Andalucía, una noción

Ortega anduvo por aquí y trenzó su propia teoría perspectivista en la que decía que de todas las regiones españolas, Andalucía era la que tenía una cultura más radicalmente suya y que gracias a esa certeza los andaluces no habían tenido nunca que imponerla mediante la fuerza, sino mediante la seducción: así que todos los pueblos que la conquistaron terminaron por someterse a quienes creían someter. Llegaban como invasores y terminaban convertidos en andaluces. Por ahí abundaba José María Pemán en su enfático La eternamente vencedora, libro en el que esencializaba unos rasgos perdurables desde Tartessos: «Una condición pacífica, algo irónica y desengañada que son la clave de su civilización», si bien decía además que al haberse dejado penetrar Andalucía por tantos pueblos a los que luego derrotaba espiritualmente –una especie de mantis religiosa– fue superponiendo tantos estratos estilísticos que el resultado rechaza las generalizaciones abstractas y las temerarias definiciones.

Ortega por su parte decía que sólo se puede ser andaluz en Andalucía, dado que «ser andaluz es convivir con la tierra andaluza, responder a sus gracias cósmicas, ser dócil a sus inspiraciones atmosféricas». Por experiencia propia no creo que se pueda estar más equivocado: la única manera de sentirse andaluz de verdad –me voy a permitir ser exagerado, tópico andaluz donde los haya– es estar lejos de Andalucía, ponerse en estado «echar de menos», operar por comparación, padecer las lluvias de Londres y acordarse de lo bien que se estará en Cádiz, en Huelva; morirse de frío en Chicago y decirse: ah, Sevilla, ah, Málaga. No se puede expresar mejor que como lo hiciera Luis Cernuda al preguntarse, desde lejos, por su palabra favorita: –¿Qué Palabra es la que más te gusta?/ –¿Una palabra? ¿Tan sólo una?/¿Y quién responde a esa pregunta?/ –La prefieres por su sonido?/ –Por lo callado de su ritmo,/ Que deja un eco cuando se ha dicho./ –¿O la prefieres por lo que expresa?/ –Por lo que en ella tiembla,/ Hiriendo el pecho como saeta./ –Esa palabra dímela tú./ –Esa palabra es: andaluz.
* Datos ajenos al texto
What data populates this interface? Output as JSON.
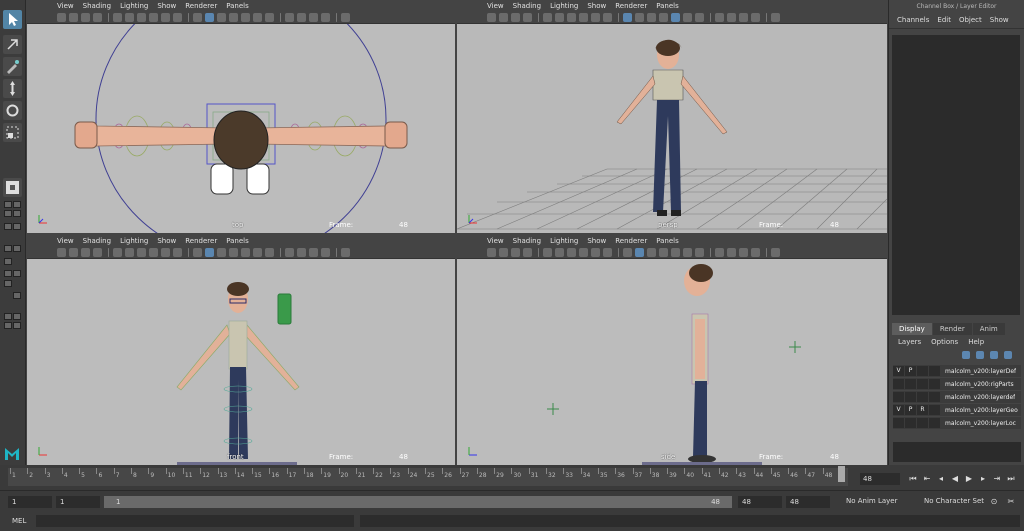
{
  "toolbox": {
    "tools": [
      "select-tool",
      "lasso-tool",
      "paint-select-tool",
      "move-tool",
      "rotate-tool",
      "scale-tool"
    ],
    "logo": "maya-logo"
  },
  "viewports": {
    "top_left": {
      "menu": [
        "View",
        "Shading",
        "Lighting",
        "Show",
        "Renderer",
        "Panels"
      ],
      "camera": "top",
      "frame_label": "Frame:",
      "frame": "48"
    },
    "top_right": {
      "menu": [
        "View",
        "Shading",
        "Lighting",
        "Show",
        "Renderer",
        "Panels"
      ],
      "camera": "persp",
      "frame_label": "Frame:",
      "frame": "48"
    },
    "bottom_left": {
      "menu": [
        "View",
        "Shading",
        "Lighting",
        "Show",
        "Renderer",
        "Panels"
      ],
      "camera": "front",
      "frame_label": "Frame:",
      "frame": "48"
    },
    "bottom_right": {
      "menu": [
        "View",
        "Shading",
        "Lighting",
        "Show",
        "Renderer",
        "Panels"
      ],
      "camera": "side",
      "frame_label": "Frame:",
      "frame": "48"
    }
  },
  "right_panel": {
    "title": "Channel Box / Layer Editor",
    "menu": [
      "Channels",
      "Edit",
      "Object",
      "Show"
    ],
    "layer_tabs": [
      "Display",
      "Render",
      "Anim"
    ],
    "active_tab": "Display",
    "layer_menu": [
      "Layers",
      "Options",
      "Help"
    ],
    "layers": [
      {
        "v": "V",
        "p": "P",
        "r": "",
        "name": "malcolm_v200:layerDef"
      },
      {
        "v": "",
        "p": "",
        "r": "",
        "name": "malcolm_v200:rigParts"
      },
      {
        "v": "",
        "p": "",
        "r": "",
        "name": "malcolm_v200:layerdef"
      },
      {
        "v": "V",
        "p": "P",
        "r": "R",
        "name": "malcolm_v200:layerGeo"
      },
      {
        "v": "",
        "p": "",
        "r": "",
        "name": "malcolm_v200:layerLoc"
      }
    ]
  },
  "timeline": {
    "ticks": [
      "1",
      "2",
      "3",
      "4",
      "5",
      "6",
      "7",
      "8",
      "9",
      "10",
      "11",
      "12",
      "13",
      "14",
      "15",
      "16",
      "17",
      "18",
      "19",
      "20",
      "21",
      "22",
      "23",
      "24",
      "25",
      "26",
      "27",
      "28",
      "29",
      "30",
      "31",
      "32",
      "33",
      "34",
      "35",
      "36",
      "37",
      "38",
      "39",
      "40",
      "41",
      "42",
      "43",
      "44",
      "45",
      "46",
      "47",
      "48"
    ],
    "current_frame": "48",
    "current_frame_field": "48"
  },
  "range": {
    "start_field": "1",
    "playback_start": "1",
    "slider_start": "1",
    "slider_end": "48",
    "playback_end": "48",
    "end_field": "48",
    "anim_layer": "No Anim Layer",
    "character_set": "No Character Set"
  },
  "command_line": {
    "label": "MEL"
  },
  "colors": {
    "selected_tool": "#5285a6",
    "viewport_bg": "#bcbcbc",
    "ui_bg": "#444444"
  }
}
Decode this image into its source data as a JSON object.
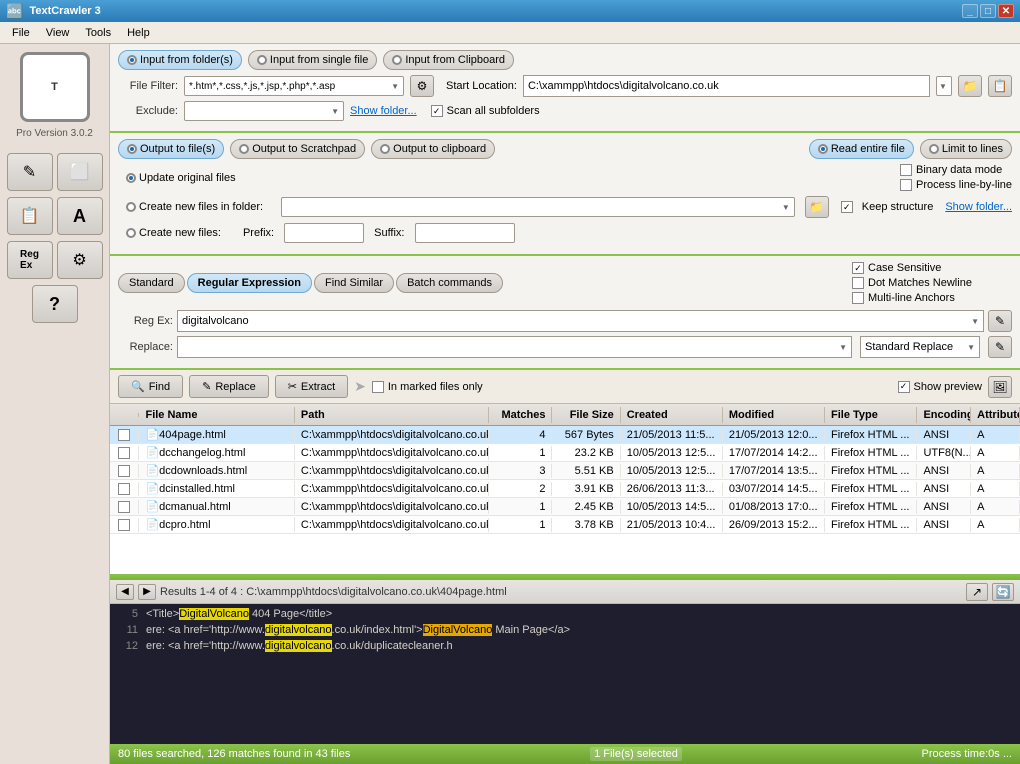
{
  "window": {
    "title": "TextCrawler 3"
  },
  "menu": {
    "items": [
      "File",
      "View",
      "Tools",
      "Help"
    ]
  },
  "app": {
    "version": "Pro Version 3.0.2",
    "logo": "T"
  },
  "input_section": {
    "options": [
      "Input from folder(s)",
      "Input from single file",
      "Input from Clipboard"
    ],
    "active_option": 0,
    "file_filter_label": "File Filter:",
    "file_filter_value": "*.htm*,*.css,*.js,*.jsp,*.php*,*.asp",
    "exclude_label": "Exclude:",
    "exclude_value": "",
    "show_folder": "Show folder...",
    "scan_subfolders_label": "Scan all subfolders",
    "scan_subfolders": true,
    "start_location_label": "Start Location:",
    "start_location": "C:\\xammpp\\htdocs\\digitalvolcano.co.uk"
  },
  "output_section": {
    "options": [
      "Output to file(s)",
      "Output to Scratchpad",
      "Output to clipboard"
    ],
    "active_option": 0,
    "suboptions": [
      "Update original files",
      "Create new files in folder:",
      "Create new files:"
    ],
    "active_suboption": 0,
    "keep_structure_label": "Keep structure",
    "show_folder": "Show folder...",
    "prefix_label": "Prefix:",
    "suffix_label": "Suffix:",
    "read_options": [
      "Read entire file",
      "Limit to lines"
    ],
    "active_read": 0,
    "binary_data_label": "Binary data mode",
    "process_line_label": "Process line-by-line"
  },
  "regex_section": {
    "tabs": [
      "Standard",
      "Regular Expression",
      "Find Similar",
      "Batch commands"
    ],
    "active_tab": 1,
    "regex_label": "Reg Ex:",
    "regex_value": "digitalvolcano",
    "replace_label": "Replace:",
    "replace_value": "",
    "replace_mode": "Standard Replace",
    "checkboxes": {
      "case_sensitive": "Case Sensitive",
      "dot_newline": "Dot Matches Newline",
      "multiline": "Multi-line Anchors"
    }
  },
  "action_bar": {
    "find_label": "Find",
    "replace_label": "Replace",
    "extract_label": "Extract",
    "marked_only_label": "In marked files only",
    "show_preview_label": "Show preview"
  },
  "table": {
    "columns": [
      "",
      "File Name",
      "Path",
      "Matches",
      "File Size",
      "Created",
      "Modified",
      "File Type",
      "Encoding",
      "Attributes"
    ],
    "rows": [
      {
        "checked": false,
        "filename": "404page.html",
        "path": "C:\\xammpp\\htdocs\\digitalvolcano.co.uk",
        "matches": "4",
        "size": "567 Bytes",
        "created": "21/05/2013 11:5...",
        "modified": "21/05/2013 12:0...",
        "filetype": "Firefox HTML ...",
        "encoding": "ANSI",
        "attrs": "A",
        "selected": true
      },
      {
        "checked": false,
        "filename": "dcchangelog.html",
        "path": "C:\\xammpp\\htdocs\\digitalvolcano.co.uk",
        "matches": "1",
        "size": "23.2 KB",
        "created": "10/05/2013 12:5...",
        "modified": "17/07/2014 14:2...",
        "filetype": "Firefox HTML ...",
        "encoding": "UTF8(N...",
        "attrs": "A",
        "selected": false
      },
      {
        "checked": false,
        "filename": "dcdownloads.html",
        "path": "C:\\xammpp\\htdocs\\digitalvolcano.co.uk",
        "matches": "3",
        "size": "5.51 KB",
        "created": "10/05/2013 12:5...",
        "modified": "17/07/2014 13:5...",
        "filetype": "Firefox HTML ...",
        "encoding": "ANSI",
        "attrs": "A",
        "selected": false
      },
      {
        "checked": false,
        "filename": "dcinstalled.html",
        "path": "C:\\xammpp\\htdocs\\digitalvolcano.co.uk",
        "matches": "2",
        "size": "3.91 KB",
        "created": "26/06/2013 11:3...",
        "modified": "03/07/2014 14:5...",
        "filetype": "Firefox HTML ...",
        "encoding": "ANSI",
        "attrs": "A",
        "selected": false
      },
      {
        "checked": false,
        "filename": "dcmanual.html",
        "path": "C:\\xammpp\\htdocs\\digitalvolcano.co.uk",
        "matches": "1",
        "size": "2.45 KB",
        "created": "10/05/2013 14:5...",
        "modified": "01/08/2013 17:0...",
        "filetype": "Firefox HTML ...",
        "encoding": "ANSI",
        "attrs": "A",
        "selected": false
      },
      {
        "checked": false,
        "filename": "dcpro.html",
        "path": "C:\\xammpp\\htdocs\\digitalvolcano.co.uk",
        "matches": "1",
        "size": "3.78 KB",
        "created": "21/05/2013 10:4...",
        "modified": "26/09/2013 15:2...",
        "filetype": "Firefox HTML ...",
        "encoding": "ANSI",
        "attrs": "A",
        "selected": false
      }
    ]
  },
  "preview": {
    "nav_label": "Results 1-4 of 4 : C:\\xammpp\\htdocs\\digitalvolcano.co.uk\\404page.html",
    "lines": [
      {
        "num": "5",
        "prefix": "",
        "text": "<Title>",
        "highlight1": "DigitalVolcano",
        "middle": " 404 Page</title>",
        "highlight2": ""
      },
      {
        "num": "11",
        "prefix": "ere: <a href='http://www.",
        "highlight1": "digitalvolcano",
        "middle": ".co.uk/index.html'>",
        "highlight2": "DigitalVolcano",
        "suffix": " Main Page</a>"
      },
      {
        "num": "12",
        "prefix": "ere: <a href='http://www.",
        "highlight1": "digitalvolcano",
        "middle": ".co.uk/duplicatecleaner.h",
        "highlight2": "",
        "suffix": ""
      }
    ]
  },
  "status": {
    "main": "80 files searched, 126 matches found in 43 files",
    "selected": "1 File(s) selected",
    "process_time": "Process time:0s  ..."
  },
  "colors": {
    "accent_green": "#8bc34a",
    "title_blue": "#2a7ab5",
    "selected_bg": "#cde8fc"
  }
}
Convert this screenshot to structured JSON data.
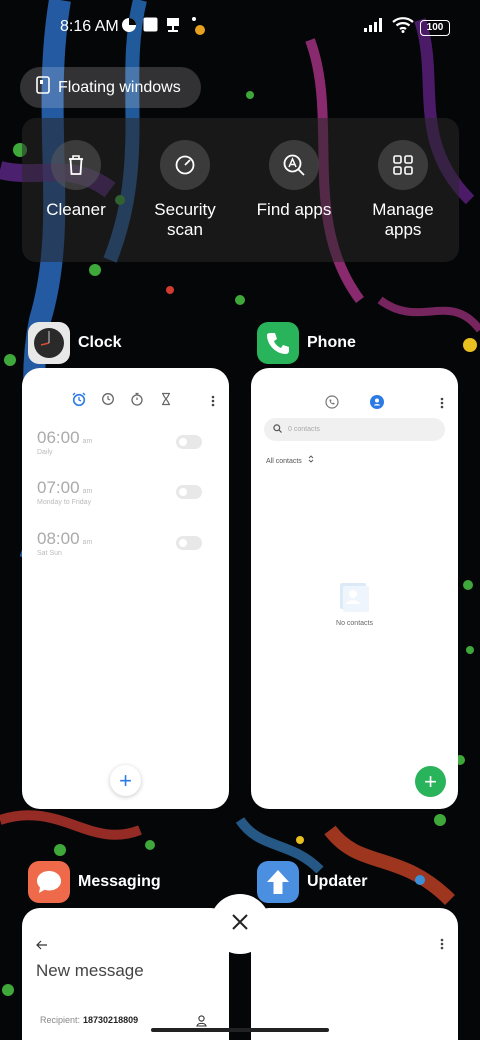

Andalucía, una nociónHablaba en aquel texto Ortega «del ideal vegetativo» del andaluz, lo que el tópico transformaba en «holgazanería», «dejadez», «lentitud», que para Ortega no debían en ningún caso tomarse como defectos sino como señas de identidad de una sabiduría milenaria, cocida lentamente con los ingredientes de muchas culturas distintas que fueron adaptándose y colaborando para acabar pariendo «lo andaluz». De ahí nuestra esencial condición paradójica: la mezcla constante fue la única manera de conseguir algo de la pureza de «lo andaluz».

Naturalmente a los andalucistas –que los hay aún, y parece que van a multiplicarse de aquí a nada– la Teoría de Ortega, además de una colección de cursiladas, les parece un ataque que trata de esconder, en su espesura de citas y su prosa de brillantina, un desprecio bien disfrazado de halago: debe parecerles, en efecto, que no hay concepto superior al de nación. Pero sí lo hay, y es fácil dar con él, a poco que a uno le guste jugar con las palabras: Andalucía, para Ortega, es una noción.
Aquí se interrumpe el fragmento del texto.